Quanto ao que diz o Panegirista, que os Estrangeiros podiam aprender, dos-Portuguezes; tem muita razam: mas deixo a V. P. o-determinar, se á-de ser em armas, ou letras. Se ele soubèse o conceito, que aqueles tem dos-Portuguezes, ficaria mui admirado. E para nam buscar exemplos remotos, direi a V.P. que eu falei em certa Cidade, com um Religiozo, que viera instruir em Rilhafoles, os ordinandos: e me-dise, que ficára pasmado, de ver a ignorancia destes paîzes, principalmente dos-Clerigos: muitos dos-quais, nam obstante terem fama de doutos, necesitavam aprender, os primeiros rudimentos da-Fé. Este falava por-experiencia; pois estivera dois anos em Portugal: era alemdiso um omem de virtude, e mui moderado no-falar. Veja V. P. que conceito eles tem disto. Pode-se notar no-mesmo Panegirista, a incoerencia: Quando lhe-tem conta, para avultar a ciencia do-Souza; Roma é uma Cidade cheia de omens doutos: a Arcadia é uma coiza famozisima: é um congreso de Virgilios, e Oracios. Quando nam lhe-tem conta, os Estrangeiros nam sabem nada: e tudo podem aprender, dos-Portuguezes: quem intenderá tal omem! Em uma palavra, este omem cuido nam fez coiza pior, na sua vida. Todas as comparasoens que faz, sam arrastadas, e inverosimeis: as exclamasoens, que frequentemente introduz, fóra do-propozito, e do-lugar: as parentezis longuisimas, superfluas, e insoportaveis: a fraze afetada, mas sem elevasam ou nobreza; repetindo em cada regra a Ilustrisima, a um Religiozo, e a um morto. Finalmente nam sabe dar forsa, aos argumentos que traz, dilatando-os com artificio retorico.

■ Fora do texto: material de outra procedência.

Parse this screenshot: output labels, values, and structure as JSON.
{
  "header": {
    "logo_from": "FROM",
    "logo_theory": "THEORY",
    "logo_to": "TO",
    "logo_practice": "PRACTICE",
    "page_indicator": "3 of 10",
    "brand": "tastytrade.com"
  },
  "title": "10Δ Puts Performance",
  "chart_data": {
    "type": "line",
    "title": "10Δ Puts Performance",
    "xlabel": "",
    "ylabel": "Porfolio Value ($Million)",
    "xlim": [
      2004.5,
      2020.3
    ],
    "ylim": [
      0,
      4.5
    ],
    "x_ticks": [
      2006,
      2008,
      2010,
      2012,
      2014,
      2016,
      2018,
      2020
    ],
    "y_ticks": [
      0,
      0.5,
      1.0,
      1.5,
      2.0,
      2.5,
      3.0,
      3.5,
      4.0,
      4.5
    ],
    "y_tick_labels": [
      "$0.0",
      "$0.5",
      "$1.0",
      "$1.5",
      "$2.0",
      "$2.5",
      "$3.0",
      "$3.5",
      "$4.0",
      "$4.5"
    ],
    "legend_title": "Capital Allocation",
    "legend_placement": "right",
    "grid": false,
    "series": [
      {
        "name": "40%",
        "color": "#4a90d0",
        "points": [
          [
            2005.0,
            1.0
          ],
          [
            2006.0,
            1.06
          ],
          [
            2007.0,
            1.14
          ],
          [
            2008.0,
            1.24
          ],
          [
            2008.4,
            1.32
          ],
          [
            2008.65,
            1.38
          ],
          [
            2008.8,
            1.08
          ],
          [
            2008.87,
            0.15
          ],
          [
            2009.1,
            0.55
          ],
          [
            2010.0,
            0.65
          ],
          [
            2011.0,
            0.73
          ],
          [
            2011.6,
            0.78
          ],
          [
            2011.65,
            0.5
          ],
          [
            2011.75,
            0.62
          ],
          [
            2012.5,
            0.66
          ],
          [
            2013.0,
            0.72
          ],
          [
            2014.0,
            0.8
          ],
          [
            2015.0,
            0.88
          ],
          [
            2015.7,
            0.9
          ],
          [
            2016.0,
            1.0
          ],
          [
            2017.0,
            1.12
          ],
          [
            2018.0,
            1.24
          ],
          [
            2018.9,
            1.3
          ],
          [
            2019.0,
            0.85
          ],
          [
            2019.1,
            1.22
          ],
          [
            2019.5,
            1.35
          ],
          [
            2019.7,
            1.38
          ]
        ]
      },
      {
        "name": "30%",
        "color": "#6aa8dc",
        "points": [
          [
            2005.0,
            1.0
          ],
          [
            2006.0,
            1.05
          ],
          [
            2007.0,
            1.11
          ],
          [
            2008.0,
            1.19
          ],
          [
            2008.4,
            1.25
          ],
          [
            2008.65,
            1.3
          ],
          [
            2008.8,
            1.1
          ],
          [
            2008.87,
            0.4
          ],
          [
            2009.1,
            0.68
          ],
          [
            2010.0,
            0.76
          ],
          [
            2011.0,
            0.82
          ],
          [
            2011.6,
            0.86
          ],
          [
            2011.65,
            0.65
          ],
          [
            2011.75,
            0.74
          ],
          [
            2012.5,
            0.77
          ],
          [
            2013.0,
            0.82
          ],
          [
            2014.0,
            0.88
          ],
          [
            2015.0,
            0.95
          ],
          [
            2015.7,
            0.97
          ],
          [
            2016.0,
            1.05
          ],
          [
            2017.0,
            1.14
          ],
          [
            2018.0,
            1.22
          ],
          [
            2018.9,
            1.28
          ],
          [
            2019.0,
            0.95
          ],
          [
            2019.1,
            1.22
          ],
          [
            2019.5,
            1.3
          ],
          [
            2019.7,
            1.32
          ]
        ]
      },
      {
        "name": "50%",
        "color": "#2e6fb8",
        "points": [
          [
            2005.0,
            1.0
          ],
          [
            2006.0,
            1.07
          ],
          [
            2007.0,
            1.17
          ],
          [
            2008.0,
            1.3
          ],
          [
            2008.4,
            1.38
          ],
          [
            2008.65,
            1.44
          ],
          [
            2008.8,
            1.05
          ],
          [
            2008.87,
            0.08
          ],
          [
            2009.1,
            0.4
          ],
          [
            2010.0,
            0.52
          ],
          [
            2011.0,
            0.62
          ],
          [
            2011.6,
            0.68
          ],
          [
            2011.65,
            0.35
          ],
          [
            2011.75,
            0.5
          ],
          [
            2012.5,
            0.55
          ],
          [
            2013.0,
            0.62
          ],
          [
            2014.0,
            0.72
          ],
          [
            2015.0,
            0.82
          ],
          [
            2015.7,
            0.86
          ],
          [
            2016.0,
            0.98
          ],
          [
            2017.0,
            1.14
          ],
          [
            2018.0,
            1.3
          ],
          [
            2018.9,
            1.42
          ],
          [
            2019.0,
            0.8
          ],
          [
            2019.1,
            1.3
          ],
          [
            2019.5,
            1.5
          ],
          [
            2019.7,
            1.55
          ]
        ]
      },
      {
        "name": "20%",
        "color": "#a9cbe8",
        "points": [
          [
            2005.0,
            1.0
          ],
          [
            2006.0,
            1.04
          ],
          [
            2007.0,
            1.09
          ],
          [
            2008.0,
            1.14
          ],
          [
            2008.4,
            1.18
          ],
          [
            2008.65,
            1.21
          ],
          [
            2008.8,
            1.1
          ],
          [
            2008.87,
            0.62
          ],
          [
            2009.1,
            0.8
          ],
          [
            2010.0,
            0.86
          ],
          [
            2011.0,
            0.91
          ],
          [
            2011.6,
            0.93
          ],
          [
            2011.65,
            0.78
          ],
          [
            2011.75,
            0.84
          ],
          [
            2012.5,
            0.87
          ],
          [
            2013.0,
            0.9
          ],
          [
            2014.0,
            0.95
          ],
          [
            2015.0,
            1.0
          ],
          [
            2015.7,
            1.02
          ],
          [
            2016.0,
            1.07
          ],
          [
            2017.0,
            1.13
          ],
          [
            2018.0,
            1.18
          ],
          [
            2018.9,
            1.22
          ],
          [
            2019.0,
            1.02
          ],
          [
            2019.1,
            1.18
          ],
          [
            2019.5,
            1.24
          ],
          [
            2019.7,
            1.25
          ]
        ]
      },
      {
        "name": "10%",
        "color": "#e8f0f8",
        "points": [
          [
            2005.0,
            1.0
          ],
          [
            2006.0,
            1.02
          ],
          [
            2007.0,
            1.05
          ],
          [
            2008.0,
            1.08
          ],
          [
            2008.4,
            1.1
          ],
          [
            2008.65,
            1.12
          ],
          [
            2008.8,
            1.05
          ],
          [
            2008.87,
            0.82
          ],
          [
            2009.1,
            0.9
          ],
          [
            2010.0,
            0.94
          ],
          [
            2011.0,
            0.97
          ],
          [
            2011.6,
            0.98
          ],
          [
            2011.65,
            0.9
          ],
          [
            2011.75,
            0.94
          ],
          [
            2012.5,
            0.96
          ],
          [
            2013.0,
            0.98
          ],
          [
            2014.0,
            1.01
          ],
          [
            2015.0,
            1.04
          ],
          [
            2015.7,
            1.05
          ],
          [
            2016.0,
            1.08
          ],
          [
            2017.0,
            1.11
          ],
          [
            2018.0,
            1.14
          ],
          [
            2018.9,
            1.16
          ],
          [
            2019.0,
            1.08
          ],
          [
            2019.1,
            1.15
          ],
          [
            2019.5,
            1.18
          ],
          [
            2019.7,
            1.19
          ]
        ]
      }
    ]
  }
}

Mas nam quero falar mais nesta materia, porque parece que faso grande cazo, de uma coiza que o-nam-merece. é fazer grande favor ao autor, criticar-lhe os defeitos, que sam infinitos. Antes devo pedir a V. P. perdam, de o-ter demorado, com semelhante orasam: o que fiz por-duas razoens: Primeira, paraque V. P. vise, a infinita distancia que poem, entre sermam funebre na igreja, e orasam funebre na academia: como se os preceitos da-Retorica fosem diferentes! Segunda, paraque vise pintados em uma só orasam, todos os defeitos que lhe-tenho apontado, reinarem nestes paîzes: pois sendo este um dos-modernos, caie em todos eles, nam dizendo o que deve; e dizendo o que nam deve.[Pg 185] Os quais sam mui consideraveis defeitos, de Retorica.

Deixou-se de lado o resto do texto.